While no one was in the parked cars, Landazure caused a significant amount of property damage. The owners of those cars don’t have to cover the costs of repairing or replacing their damaged vehicles. Instead, Landazure, his insurance company, or the owners’ own insurers will be liable for those costs.
You Don’t Have to Suffer a Physical Injury to Get Compensation After a Car Accident
Fortunately, no one in the Huntington Beach car accident was injured. However, the vehicles involved in the collision sustained a lot of damage. Repairing or replacing a damaged vehicle can be incredibly expensive. Fortunately, in California, car owners don’t have to shoulder those costs on their own when they’re not at fault.
Car Insurance Companies
Anyone who owns a car in California is required to purchase minimum amounts of car insurance. At the very least, your car insurance policy must cover:
- Bodily Injury Liability: $15,000 per person and $30,000 per accident, and
- Property Damage Liability: $5,000 per accident.

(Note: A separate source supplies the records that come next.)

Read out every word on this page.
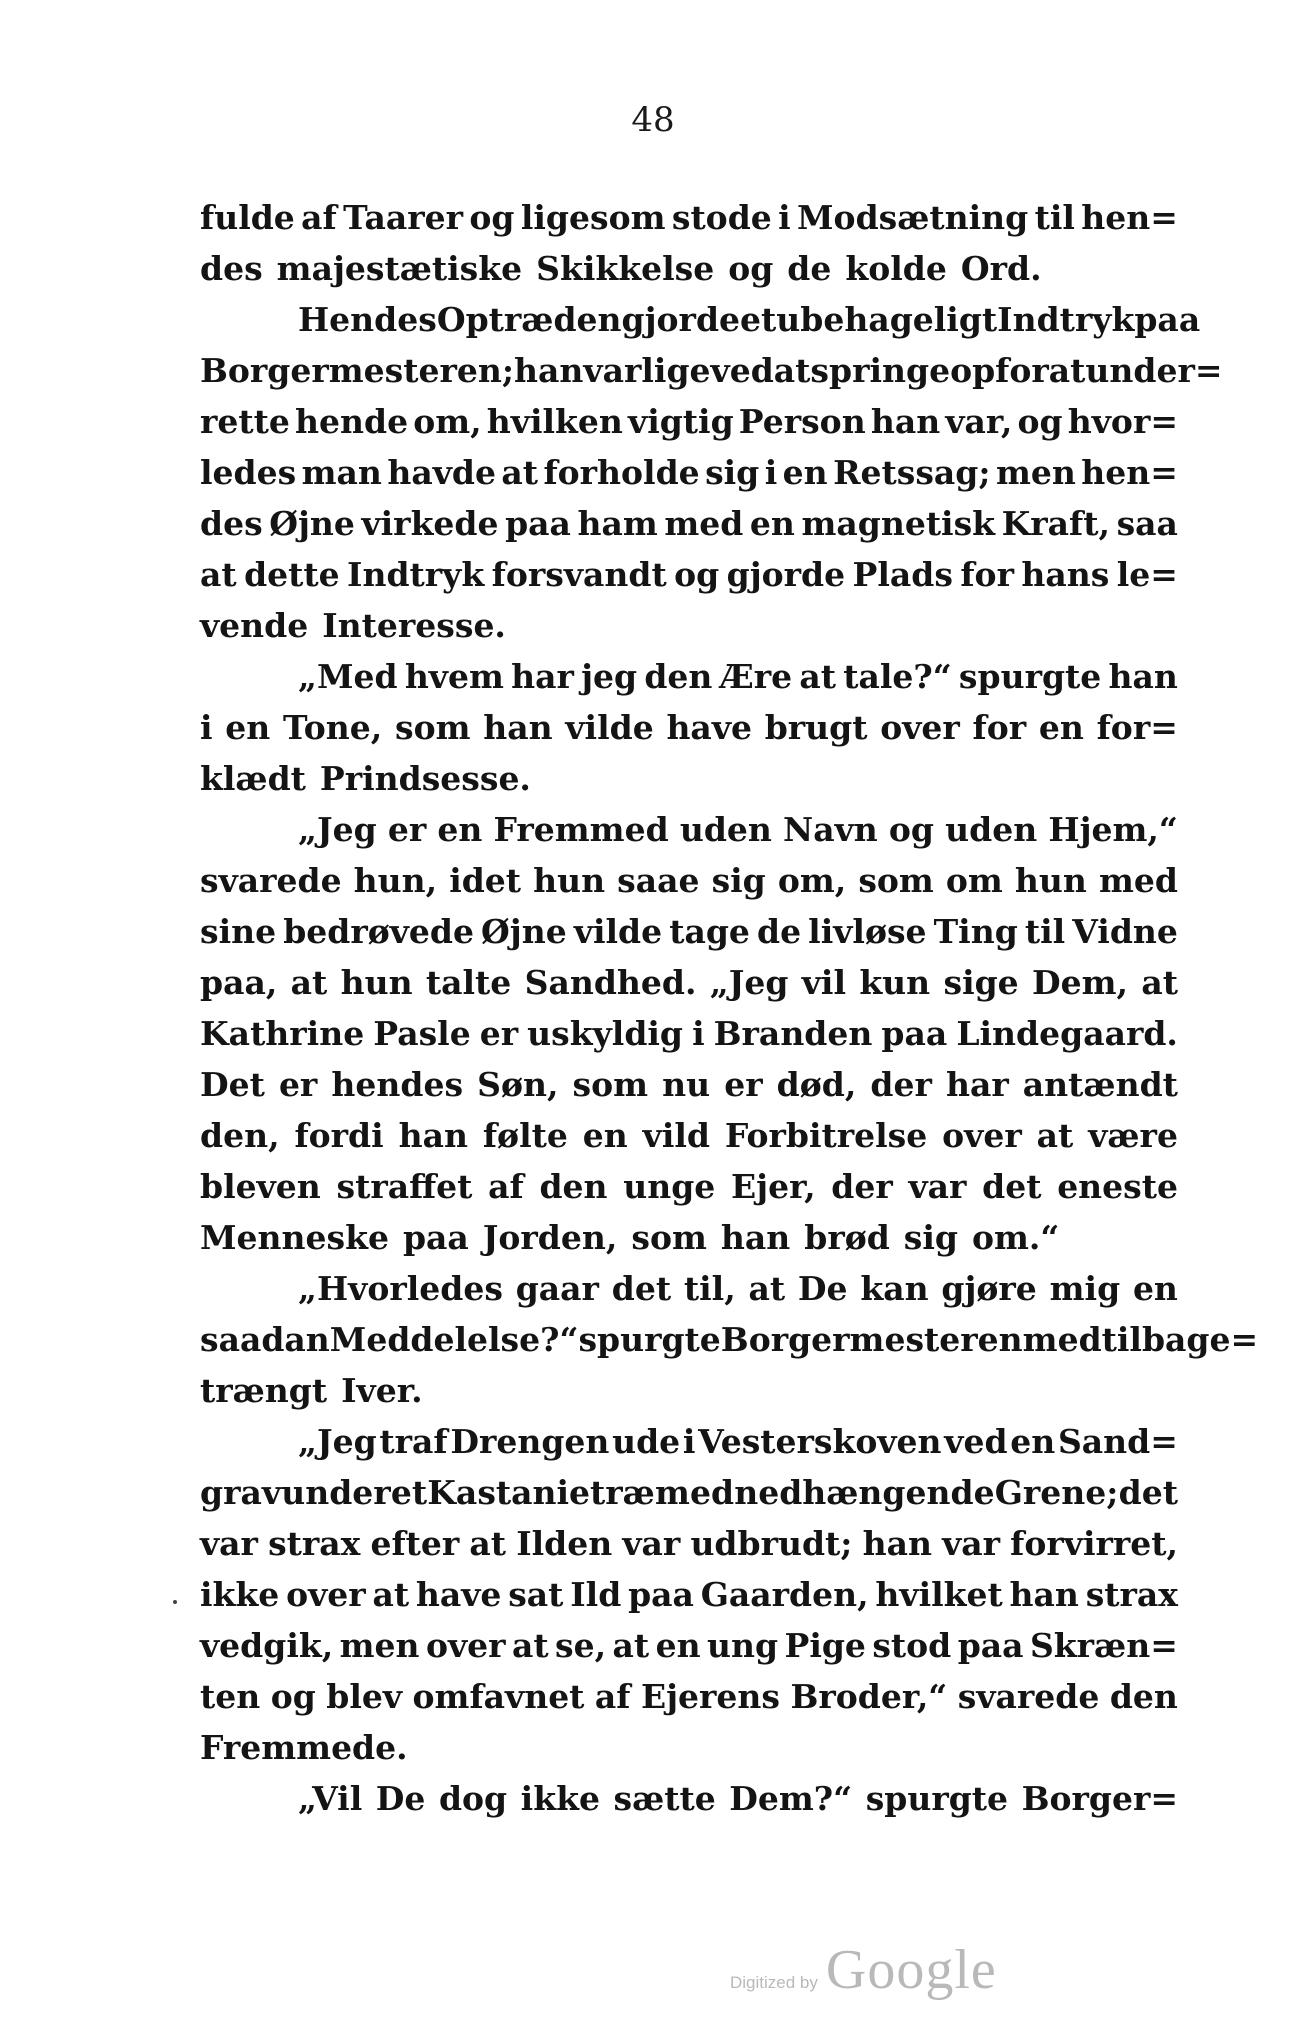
48
fulde af Taarer og ligesom stode i Modsætning til hen=
des majestætiske Skikkelse og de kolde Ord.
Hendes Optræden gjorde et ubehageligt Indtryk paa
Borgermesteren; han var lige ved at springe op for at under=
rette hende om, hvilken vigtig Person han var, og hvor=
ledes man havde at forholde sig i en Retssag; men hen=
des Øjne virkede paa ham med en magnetisk Kraft, saa
at dette Indtryk forsvandt og gjorde Plads for hans le=
vende Interesse.
„Med hvem har jeg den Ære at tale?“ spurgte han
i en Tone, som han vilde have brugt over for en for=
klædt Prindsesse.
„Jeg er en Fremmed uden Navn og uden Hjem,“
svarede hun, idet hun saae sig om, som om hun med
sine bedrøvede Øjne vilde tage de livløse Ting til Vidne
paa, at hun talte Sandhed. „Jeg vil kun sige Dem, at
Kathrine Pasle er uskyldig i Branden paa Lindegaard.
Det er hendes Søn, som nu er død, der har antændt
den, fordi han følte en vild Forbitrelse over at være
bleven straffet af den unge Ejer, der var det eneste
Menneske paa Jorden, som han brød sig om.“
„Hvorledes gaar det til, at De kan gjøre mig en
saadan Meddelelse?“ spurgte Borgermesteren med tilbage=
trængt Iver.
„Jeg traf Drengen ude i Vesterskoven ved en Sand=
grav under et Kastanietræ med nedhængende Grene; det
var strax efter at Ilden var udbrudt; han var forvirret,
ikke over at have sat Ild paa Gaarden, hvilket han strax
vedgik, men over at se, at en ung Pige stod paa Skræn=
ten og blev omfavnet af Ejerens Broder,“ svarede den
Fremmede.
„Vil De dog ikke sætte Dem?“ spurgte Borger=
Digitized by Google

You can always purchase higher limits. When your vehicle is in an accident, your insurance policy will cover your injuries and property damage, up to the amount of your policy coverage. This is true, regardless of fault. So, if you purchased the state minimum, your insurance provider would pay up to $5,000 to fix or replace your car.

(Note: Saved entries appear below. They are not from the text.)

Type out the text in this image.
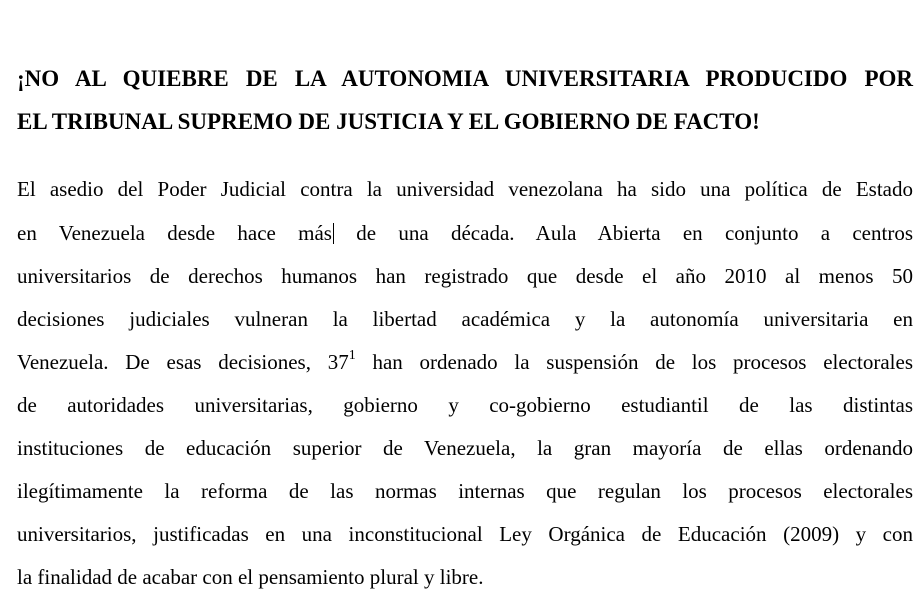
¡NO AL QUIEBRE DE LA AUTONOMIA UNIVERSITARIA PRODUCIDO POR
EL TRIBUNAL SUPREMO DE JUSTICIA Y EL GOBIERNO DE FACTO!

El asedio del Poder Judicial contra la universidad venezolana ha sido una política de Estado

en Venezuela desde hace más de una década. Aula Abierta en conjunto a centros

universitarios de derechos humanos han registrado que desde el año 2010 al menos 50

decisiones judiciales vulneran la libertad académica y la autonomía universitaria en

Venezuela. De esas decisiones, $37^1$ han ordenado la suspensión de los procesos electorales

de autoridades universitarias, gobierno y co-gobierno estudiantil de las distintas

instituciones de educación superior de Venezuela, la gran mayoría de ellas ordenando

ilegítimamente la reforma de las normas internas que regulan los procesos electorales

universitarios, justificadas en una inconstitucional Ley Orgánica de Educación (2009) y con

la finalidad de acabar con el pensamiento plural y libre.
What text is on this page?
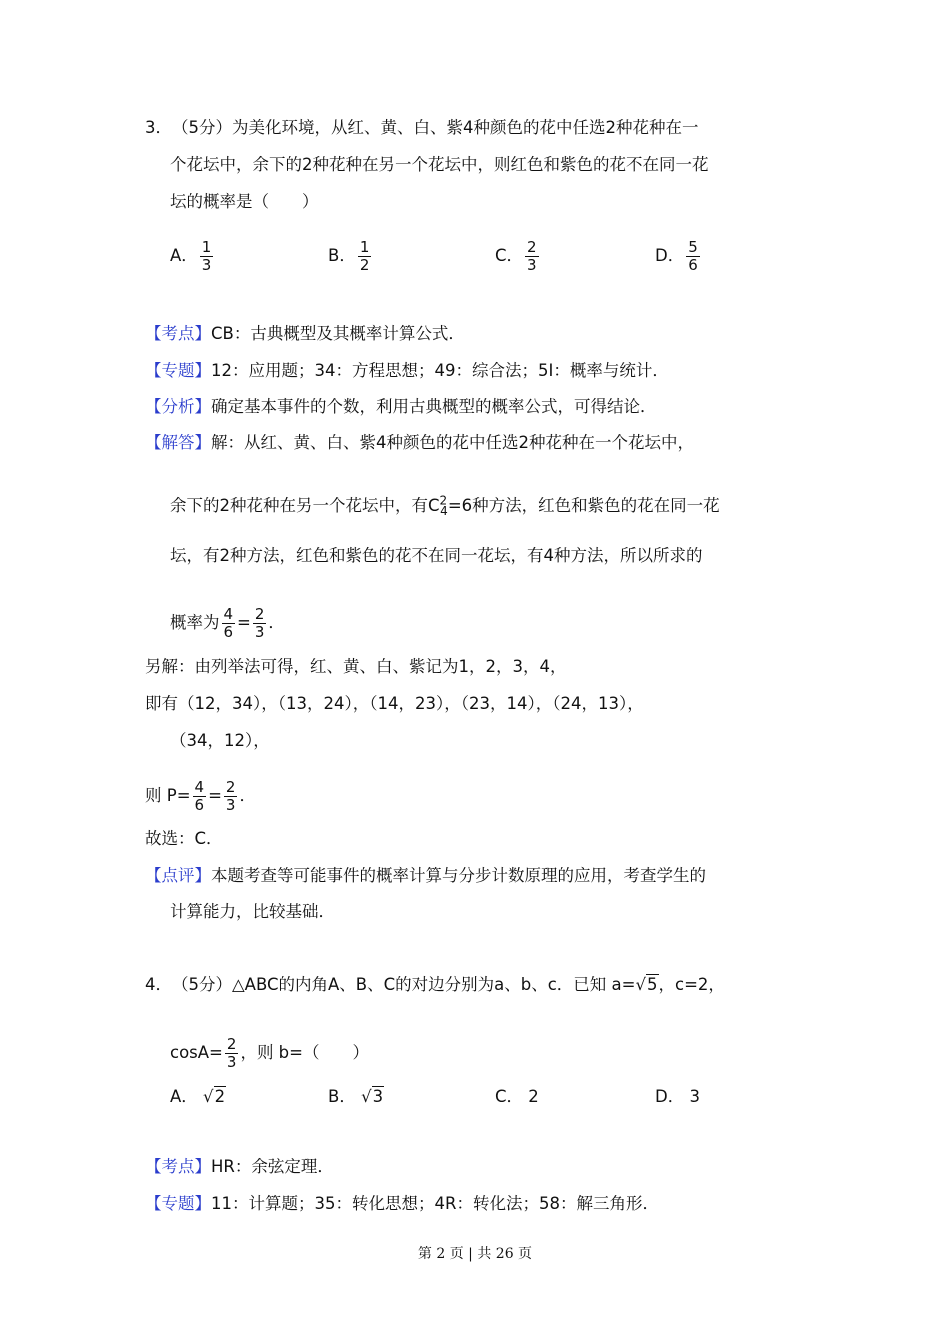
3． （5分）为美化环境，从红、黄、白、紫4种颜色的花中任选2种花种在一
个花坛中，余下的2种花种在另一个花坛中，则红色和紫色的花不在同一花
坛的概率是（　　）
A． $\frac{1}{3}$	B． $\frac{1}{2}$	C． $\frac{2}{3}$	D． $\frac{5}{6}$
【考点】CB：古典概型及其概率计算公式．
【专题】12：应用题；34：方程思想；49：综合法；5I：概率与统计．
【分析】确定基本事件的个数，利用古典概型的概率公式，可得结论．
【解答】解：从红、黄、白、紫4种颜色的花中任选2种花种在一个花坛中，
余下的2种花种在另一个花坛中，有$C^2_4=6$种方法，红色和紫色的花在同一花
坛，有2种方法，红色和紫色的花不在同一花坛，有4种方法，所以所求的
概率为 $\frac{4}{6} = \frac{2}{3}$ ．
另解：由列举法可得，红、黄、白、紫记为1，2，3，4，
即有（12，34），（13，24），（14，23），（23，14），（24，13），
（34，12），
则 $P= \frac{4}{6} = \frac{2}{3}$ ．
故选：C．
【点评】本题考查等可能事件的概率计算与分步计数原理的应用，考查学生的
计算能力，比较基础．
4． （5分）△ABC的内角A、B、C的对边分别为a、b、c．已知 a=√5，c=2，
$\cos A= \frac{2}{3}$ ，则 b=（　　）
A． √2	B． √3	C． 2	D． 3
【考点】HR：余弦定理．
【专题】11：计算题；35：转化思想；4R：转化法；58：解三角形．
第 2 页 | 共 26 页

Of course, you’ll be responsible for your out-of-pocket deductible. If someone else caused your accident, you shouldn’t be responsible for any expenses, including your deductible. You can always ask the at-fault driver’s insurer to reimburse you for your expenses and out-of-pocket costs not covered by your own insurer.

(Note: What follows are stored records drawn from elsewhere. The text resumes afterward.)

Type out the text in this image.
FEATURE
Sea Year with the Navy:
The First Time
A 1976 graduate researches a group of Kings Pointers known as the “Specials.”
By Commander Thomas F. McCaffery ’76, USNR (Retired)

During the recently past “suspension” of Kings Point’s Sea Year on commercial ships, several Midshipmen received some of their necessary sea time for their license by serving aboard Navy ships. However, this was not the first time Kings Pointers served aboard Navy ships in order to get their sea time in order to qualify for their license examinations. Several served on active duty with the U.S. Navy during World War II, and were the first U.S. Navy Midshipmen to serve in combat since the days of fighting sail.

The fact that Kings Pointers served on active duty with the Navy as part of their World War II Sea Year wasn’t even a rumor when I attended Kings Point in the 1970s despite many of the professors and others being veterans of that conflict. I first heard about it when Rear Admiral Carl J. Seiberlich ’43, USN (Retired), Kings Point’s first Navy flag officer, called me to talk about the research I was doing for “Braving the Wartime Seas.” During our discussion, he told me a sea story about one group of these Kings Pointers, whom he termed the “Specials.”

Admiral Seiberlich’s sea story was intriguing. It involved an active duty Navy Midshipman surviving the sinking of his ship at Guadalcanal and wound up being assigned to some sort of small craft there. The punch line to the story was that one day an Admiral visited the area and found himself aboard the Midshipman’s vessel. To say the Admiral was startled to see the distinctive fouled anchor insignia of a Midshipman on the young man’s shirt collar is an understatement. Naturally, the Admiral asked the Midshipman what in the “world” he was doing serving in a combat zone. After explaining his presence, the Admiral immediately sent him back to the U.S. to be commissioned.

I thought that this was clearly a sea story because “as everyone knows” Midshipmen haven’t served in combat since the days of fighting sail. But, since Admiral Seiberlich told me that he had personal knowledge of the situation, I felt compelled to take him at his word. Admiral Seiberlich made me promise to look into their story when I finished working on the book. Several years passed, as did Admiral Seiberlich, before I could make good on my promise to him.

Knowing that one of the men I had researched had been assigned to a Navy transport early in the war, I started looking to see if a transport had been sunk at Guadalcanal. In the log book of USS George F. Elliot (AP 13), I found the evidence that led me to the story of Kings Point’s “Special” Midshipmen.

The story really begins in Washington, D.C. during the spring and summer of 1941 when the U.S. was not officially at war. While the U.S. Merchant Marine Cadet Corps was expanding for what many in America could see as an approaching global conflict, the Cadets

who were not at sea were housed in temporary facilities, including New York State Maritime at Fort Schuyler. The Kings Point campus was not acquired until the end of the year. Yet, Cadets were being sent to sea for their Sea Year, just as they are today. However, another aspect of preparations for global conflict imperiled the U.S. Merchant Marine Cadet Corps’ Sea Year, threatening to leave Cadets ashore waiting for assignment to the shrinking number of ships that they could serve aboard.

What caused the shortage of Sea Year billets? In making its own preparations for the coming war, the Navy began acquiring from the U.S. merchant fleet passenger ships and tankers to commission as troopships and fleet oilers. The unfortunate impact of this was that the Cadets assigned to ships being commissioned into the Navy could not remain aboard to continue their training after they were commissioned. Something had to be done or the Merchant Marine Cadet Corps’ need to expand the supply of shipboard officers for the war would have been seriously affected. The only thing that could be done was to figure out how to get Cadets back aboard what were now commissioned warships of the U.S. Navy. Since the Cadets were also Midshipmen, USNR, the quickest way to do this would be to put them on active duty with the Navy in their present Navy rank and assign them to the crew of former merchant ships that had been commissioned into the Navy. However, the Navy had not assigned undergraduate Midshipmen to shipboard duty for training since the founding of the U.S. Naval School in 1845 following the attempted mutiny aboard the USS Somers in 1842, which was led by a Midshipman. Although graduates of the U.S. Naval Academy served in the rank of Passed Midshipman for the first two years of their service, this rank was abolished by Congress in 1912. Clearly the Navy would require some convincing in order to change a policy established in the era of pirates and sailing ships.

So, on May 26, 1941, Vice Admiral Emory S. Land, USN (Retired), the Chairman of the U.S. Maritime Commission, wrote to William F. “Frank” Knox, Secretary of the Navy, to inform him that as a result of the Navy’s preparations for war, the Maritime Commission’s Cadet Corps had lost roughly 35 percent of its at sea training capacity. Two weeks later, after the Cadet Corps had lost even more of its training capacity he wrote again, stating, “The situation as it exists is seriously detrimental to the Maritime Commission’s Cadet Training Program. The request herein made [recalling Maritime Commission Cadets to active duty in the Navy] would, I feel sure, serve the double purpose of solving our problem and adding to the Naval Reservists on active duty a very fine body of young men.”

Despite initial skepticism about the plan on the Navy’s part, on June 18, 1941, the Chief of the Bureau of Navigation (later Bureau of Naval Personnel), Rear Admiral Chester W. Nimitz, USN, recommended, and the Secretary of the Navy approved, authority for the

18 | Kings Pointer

What if someone else is to blame and it costs more than $5,000 to repair or replace your car? If that driver is insured, you can file a claim with their insurance provider. You can seek the difference between what your insurance company paid and the actual cost of replacing or repairing your damaged property.
You’ll need to devise a persuasive claim and demand letter. It’s important to know that insurance companies have methods in place to determine the value of damage to your car. These companies are notorious for denying claims without cause and doing whatever they can to minimize the amount of money awarded to accident victims. Don’t hesitate to contact an experienced personal injury attorney for help.
Suing the At-Fault Driver Personally
What if the other driver isn’t insured or their company denies your claim? You’re not out of luck. You do have the right to file a lawsuit to recover compensation for property damage. You can hold the driver who caused your accident financially responsible for your costs.
While lawsuits based solely on property damage don’t happen often, they can. This might happen if your car was extremely valuable, rare, or hard to fix.
Statute of Limitations for Property Damage Claims
Don’t wait too long to file a claim for damages after an accident. Most insurance companies reserve the right to deny your claim if it’s not submitted within a “reasonable” amount of time after an accident. What’s classified as “reasonable” varies from insurer to insurer. The best rule of thumb is to notify a company about an accident right away and submit a claim as soon as you possibly can. Prompt action will help to preserve your right to get the money you need to fix your car.
If you need to file a lawsuit, you’ll have a bit more time to do so. The statute of limitations for cases involving property damage is three years. So, you must file your claim no later than three years after the date of your accident. You’ll lose the right to recover compensation if you wait any longer than that.